Notebooks

Quantum Mechanics

14 May 2024 11:18

I am not going to try to explain quantum mechanics here.

Interpetations --- Copenhagen (pure logical positivism, of course), quantum logic, many worlds. Is there any reason to take the Bohmian (non-local hidden variables) interpretation seriously?

Entanglement (= spooky, non-classical correlations) and coherent states. Decoherence --- the process by which coherent, entangled states lose their coherence due to interaction with other things, particularly very large, complicated, effectively-random things (such as people and measuring devices). There's a growing body of work saying that the rate of decoherence depends on the Lyapunov exponents, which are classical measures of sensitivity to initial conditions and information production. This is very suggestive, and I need to look into it.

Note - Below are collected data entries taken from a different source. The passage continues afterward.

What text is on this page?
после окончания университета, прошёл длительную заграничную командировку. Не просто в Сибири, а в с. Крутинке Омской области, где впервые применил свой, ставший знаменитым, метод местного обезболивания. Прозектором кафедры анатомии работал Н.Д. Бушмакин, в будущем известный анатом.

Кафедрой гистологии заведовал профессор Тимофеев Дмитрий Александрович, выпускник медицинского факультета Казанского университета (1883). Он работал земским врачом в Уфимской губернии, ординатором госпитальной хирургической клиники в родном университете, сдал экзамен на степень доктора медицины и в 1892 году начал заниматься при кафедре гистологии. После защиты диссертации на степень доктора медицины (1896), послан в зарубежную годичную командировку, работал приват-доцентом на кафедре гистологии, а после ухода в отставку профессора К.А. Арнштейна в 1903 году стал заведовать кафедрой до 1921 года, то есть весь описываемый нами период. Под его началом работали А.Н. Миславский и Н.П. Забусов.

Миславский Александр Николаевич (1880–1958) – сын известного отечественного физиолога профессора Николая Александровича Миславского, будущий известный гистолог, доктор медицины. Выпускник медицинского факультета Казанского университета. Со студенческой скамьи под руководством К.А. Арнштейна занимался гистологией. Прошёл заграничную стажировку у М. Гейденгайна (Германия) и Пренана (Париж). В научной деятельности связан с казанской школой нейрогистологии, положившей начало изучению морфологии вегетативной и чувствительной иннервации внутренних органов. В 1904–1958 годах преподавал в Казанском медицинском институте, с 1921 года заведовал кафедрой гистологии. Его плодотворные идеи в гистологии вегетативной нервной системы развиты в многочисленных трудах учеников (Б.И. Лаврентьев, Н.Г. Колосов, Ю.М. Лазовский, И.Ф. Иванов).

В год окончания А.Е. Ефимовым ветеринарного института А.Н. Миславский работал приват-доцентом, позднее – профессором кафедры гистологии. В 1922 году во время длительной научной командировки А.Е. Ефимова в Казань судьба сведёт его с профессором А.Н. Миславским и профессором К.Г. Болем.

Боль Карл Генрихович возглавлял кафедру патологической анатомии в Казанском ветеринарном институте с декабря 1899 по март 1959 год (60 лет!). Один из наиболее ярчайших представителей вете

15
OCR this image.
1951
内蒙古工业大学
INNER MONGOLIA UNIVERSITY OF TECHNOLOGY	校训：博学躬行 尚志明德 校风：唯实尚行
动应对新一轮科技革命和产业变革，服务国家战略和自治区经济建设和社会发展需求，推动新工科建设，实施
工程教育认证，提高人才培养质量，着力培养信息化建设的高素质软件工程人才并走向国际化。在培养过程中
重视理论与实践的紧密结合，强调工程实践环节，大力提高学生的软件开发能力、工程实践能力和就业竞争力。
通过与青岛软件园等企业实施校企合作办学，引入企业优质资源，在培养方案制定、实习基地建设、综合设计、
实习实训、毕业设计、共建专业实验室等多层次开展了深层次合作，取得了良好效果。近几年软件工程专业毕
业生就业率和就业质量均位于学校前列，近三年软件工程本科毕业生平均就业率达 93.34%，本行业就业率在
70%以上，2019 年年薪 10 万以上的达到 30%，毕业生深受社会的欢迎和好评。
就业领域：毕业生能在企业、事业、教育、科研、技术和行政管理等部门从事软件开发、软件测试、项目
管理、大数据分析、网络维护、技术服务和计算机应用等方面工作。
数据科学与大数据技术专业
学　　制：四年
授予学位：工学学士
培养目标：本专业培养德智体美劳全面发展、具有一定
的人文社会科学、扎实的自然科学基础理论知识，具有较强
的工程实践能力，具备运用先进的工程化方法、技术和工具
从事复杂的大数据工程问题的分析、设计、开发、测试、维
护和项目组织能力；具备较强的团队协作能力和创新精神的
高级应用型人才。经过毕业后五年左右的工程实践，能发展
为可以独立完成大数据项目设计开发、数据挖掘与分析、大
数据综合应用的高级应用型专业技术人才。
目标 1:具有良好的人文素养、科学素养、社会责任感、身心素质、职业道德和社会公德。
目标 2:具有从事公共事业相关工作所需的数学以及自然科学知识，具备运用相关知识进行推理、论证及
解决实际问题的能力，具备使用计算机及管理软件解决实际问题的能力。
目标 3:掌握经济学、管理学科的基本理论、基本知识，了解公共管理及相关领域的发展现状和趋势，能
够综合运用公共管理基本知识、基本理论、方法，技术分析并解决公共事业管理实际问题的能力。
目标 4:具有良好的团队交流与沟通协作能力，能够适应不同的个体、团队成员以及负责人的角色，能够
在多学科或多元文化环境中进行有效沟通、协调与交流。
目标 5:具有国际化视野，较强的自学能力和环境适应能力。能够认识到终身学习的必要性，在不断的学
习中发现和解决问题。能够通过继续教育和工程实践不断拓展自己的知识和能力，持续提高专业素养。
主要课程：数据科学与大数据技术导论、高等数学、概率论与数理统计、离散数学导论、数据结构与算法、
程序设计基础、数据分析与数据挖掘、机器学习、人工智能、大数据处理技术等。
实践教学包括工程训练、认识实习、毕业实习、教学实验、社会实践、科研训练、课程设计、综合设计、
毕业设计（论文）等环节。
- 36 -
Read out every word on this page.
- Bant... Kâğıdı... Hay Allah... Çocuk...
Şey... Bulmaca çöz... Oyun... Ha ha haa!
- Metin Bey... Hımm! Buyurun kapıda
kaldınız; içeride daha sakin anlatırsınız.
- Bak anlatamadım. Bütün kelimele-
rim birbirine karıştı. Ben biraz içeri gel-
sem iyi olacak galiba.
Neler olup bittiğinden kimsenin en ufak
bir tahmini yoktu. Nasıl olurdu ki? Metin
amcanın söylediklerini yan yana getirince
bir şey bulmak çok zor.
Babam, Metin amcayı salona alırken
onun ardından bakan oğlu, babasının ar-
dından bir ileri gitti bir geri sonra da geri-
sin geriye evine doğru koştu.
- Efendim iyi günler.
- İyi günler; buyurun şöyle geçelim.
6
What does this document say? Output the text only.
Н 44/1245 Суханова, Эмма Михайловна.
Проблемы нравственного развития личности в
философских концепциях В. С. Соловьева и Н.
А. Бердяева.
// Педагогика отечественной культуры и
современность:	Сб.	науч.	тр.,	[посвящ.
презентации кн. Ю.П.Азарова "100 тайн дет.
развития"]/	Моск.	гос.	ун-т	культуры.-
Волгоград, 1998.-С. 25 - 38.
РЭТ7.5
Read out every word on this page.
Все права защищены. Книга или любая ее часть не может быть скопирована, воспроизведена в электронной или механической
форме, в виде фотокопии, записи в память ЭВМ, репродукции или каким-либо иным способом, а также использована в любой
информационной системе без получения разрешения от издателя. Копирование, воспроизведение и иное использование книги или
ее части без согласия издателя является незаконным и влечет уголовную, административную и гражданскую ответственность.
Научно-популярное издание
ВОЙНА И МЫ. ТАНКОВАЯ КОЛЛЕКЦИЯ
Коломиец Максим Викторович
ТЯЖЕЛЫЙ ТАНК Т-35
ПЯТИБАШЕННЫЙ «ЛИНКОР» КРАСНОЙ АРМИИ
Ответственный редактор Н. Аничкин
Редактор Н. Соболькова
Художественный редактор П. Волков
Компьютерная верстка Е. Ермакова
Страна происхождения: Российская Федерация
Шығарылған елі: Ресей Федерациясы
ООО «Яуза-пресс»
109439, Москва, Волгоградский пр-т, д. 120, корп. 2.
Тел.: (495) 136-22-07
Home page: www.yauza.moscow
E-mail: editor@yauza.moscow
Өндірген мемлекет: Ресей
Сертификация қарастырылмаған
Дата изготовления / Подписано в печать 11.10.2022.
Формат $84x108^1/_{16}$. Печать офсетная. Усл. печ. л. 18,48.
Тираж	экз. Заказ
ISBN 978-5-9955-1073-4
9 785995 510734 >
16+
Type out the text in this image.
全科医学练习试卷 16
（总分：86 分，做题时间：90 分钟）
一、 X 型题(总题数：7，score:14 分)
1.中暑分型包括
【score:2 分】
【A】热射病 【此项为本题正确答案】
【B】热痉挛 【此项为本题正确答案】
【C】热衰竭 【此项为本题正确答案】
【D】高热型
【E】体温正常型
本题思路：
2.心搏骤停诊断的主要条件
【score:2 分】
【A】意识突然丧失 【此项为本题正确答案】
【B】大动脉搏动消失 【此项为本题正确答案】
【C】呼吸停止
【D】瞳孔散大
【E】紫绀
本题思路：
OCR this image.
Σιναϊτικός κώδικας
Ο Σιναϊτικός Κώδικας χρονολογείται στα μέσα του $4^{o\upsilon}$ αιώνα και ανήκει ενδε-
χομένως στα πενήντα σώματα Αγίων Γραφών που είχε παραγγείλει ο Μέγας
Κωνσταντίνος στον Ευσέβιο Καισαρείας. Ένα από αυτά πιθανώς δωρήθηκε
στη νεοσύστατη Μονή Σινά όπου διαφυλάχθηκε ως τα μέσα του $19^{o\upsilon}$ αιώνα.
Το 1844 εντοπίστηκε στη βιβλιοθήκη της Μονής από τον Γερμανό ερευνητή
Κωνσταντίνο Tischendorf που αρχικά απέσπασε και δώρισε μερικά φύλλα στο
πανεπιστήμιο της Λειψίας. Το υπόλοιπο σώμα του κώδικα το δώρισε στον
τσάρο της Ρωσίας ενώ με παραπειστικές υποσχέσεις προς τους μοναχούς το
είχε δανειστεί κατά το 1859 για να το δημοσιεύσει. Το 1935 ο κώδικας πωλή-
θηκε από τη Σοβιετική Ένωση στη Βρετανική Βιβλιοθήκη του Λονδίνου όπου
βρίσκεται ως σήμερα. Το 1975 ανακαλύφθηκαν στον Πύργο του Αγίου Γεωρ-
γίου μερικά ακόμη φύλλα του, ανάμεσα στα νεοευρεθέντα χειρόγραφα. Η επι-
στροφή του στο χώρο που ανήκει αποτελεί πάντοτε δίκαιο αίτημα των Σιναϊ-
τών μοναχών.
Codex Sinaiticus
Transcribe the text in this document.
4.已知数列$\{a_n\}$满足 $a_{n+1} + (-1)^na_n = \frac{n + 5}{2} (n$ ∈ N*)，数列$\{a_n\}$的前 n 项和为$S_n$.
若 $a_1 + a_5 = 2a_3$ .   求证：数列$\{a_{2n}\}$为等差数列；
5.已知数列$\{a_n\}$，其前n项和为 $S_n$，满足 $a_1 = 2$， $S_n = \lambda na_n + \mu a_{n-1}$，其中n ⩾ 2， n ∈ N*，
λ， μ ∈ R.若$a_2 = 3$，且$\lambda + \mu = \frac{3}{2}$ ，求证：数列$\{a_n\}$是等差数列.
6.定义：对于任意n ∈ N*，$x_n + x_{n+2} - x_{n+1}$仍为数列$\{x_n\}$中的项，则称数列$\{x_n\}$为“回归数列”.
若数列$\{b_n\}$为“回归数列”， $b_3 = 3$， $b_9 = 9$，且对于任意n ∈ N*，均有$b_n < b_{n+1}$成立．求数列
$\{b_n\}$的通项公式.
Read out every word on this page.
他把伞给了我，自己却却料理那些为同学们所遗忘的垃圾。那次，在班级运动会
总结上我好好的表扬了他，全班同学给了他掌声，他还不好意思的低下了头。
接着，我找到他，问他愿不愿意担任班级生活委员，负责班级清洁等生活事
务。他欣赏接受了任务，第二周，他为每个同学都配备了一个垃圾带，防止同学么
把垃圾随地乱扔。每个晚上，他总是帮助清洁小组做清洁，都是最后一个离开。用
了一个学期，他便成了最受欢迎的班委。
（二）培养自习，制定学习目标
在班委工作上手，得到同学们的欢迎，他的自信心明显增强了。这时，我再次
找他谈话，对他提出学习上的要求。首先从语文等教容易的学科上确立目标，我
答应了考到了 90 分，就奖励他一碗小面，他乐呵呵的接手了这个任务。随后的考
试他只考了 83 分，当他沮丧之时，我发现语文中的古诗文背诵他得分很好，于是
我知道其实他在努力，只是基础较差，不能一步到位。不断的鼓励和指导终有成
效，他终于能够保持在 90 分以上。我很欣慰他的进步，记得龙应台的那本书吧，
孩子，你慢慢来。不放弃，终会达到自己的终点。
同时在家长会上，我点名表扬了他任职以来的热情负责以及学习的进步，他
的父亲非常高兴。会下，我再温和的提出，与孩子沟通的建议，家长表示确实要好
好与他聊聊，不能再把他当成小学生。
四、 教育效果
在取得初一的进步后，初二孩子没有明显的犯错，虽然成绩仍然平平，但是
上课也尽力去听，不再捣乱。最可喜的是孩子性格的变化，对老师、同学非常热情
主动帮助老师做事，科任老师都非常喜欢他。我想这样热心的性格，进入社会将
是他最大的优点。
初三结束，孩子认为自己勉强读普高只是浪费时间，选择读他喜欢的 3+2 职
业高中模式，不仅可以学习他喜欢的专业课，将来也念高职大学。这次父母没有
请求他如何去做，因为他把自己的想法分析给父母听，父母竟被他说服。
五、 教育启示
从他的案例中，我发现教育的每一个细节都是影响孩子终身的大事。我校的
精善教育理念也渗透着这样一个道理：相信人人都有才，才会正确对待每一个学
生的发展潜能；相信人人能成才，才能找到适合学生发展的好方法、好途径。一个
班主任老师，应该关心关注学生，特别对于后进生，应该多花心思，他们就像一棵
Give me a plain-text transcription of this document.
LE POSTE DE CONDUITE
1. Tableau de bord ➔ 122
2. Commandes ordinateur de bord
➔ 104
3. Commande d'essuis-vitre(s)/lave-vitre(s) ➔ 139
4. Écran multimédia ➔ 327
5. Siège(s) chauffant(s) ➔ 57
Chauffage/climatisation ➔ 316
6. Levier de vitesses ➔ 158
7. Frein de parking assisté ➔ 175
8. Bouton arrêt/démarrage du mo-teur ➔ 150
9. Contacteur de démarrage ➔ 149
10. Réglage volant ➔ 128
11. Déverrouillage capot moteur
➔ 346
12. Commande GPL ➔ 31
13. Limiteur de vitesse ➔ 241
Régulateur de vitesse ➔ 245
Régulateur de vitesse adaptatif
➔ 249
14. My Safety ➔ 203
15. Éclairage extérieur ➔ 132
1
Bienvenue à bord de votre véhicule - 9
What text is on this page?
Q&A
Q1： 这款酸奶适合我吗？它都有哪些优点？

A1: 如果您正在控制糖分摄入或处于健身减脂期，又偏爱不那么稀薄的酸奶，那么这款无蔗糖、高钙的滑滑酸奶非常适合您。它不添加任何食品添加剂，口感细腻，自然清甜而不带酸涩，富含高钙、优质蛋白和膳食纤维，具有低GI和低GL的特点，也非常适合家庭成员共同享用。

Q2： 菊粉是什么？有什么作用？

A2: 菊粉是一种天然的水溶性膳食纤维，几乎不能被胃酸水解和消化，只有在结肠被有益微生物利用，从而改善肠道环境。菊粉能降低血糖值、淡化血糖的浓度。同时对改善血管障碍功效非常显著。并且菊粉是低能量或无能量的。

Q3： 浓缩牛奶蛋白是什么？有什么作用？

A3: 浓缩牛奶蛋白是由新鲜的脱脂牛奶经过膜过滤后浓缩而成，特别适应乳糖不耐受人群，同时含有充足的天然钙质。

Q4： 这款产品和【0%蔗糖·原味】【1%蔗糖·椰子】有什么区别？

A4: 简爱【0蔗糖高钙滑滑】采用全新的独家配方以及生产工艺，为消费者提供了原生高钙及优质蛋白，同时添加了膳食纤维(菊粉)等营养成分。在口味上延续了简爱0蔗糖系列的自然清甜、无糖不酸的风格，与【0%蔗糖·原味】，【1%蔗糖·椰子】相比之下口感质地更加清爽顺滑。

Quantum computing; i.e., computing with entangled quantum bits ("qubits"). Problems for which quantum computing is more powerful than classical computing. (To check: nothing classically uncomputable is quantum-computable, is it?) Avoiding decoherence of the quantum computer. Can we test different interpretations by experiments on quantum computers? Quantum information theory.

Quantum general relativity, a.k.a. loop quantum gravity, is really interesting. But reading the introductory surveys (especially Thiemann's, below) reminds me of the reason I got out of fundamental theoretical physics in the first place (viz., I'm not smart enough).

The many-worlds interpretation should probably be called something more like "many histories". I like it, because it completely avoids the awful notion of the wave function collapsing, and denies any role whatsoever to measurement, consciousness, etc. And it makes the success of quantum computers remarkably sensible, which I don't think we can say for any of the other interpretations. The only exception I can think of is the Ithaca interpretation, which merges very nicely with many-worlds. This is, roughly, the idea that the wave-function is a real, objective thing, as are correlations between systems, and that "measurement" is just a particular case of decoherence. While on the subject of measurement, I need to learn about algebras of observables.

Things to think about: Quantum computational mechanics. Can entanglement be treated as a thermodynamic resource? What does the quantum version of large deviations theory look like?

Things far beyond my ken: Where does that weird complex-valued not-quite-a-probability measure come from anyway?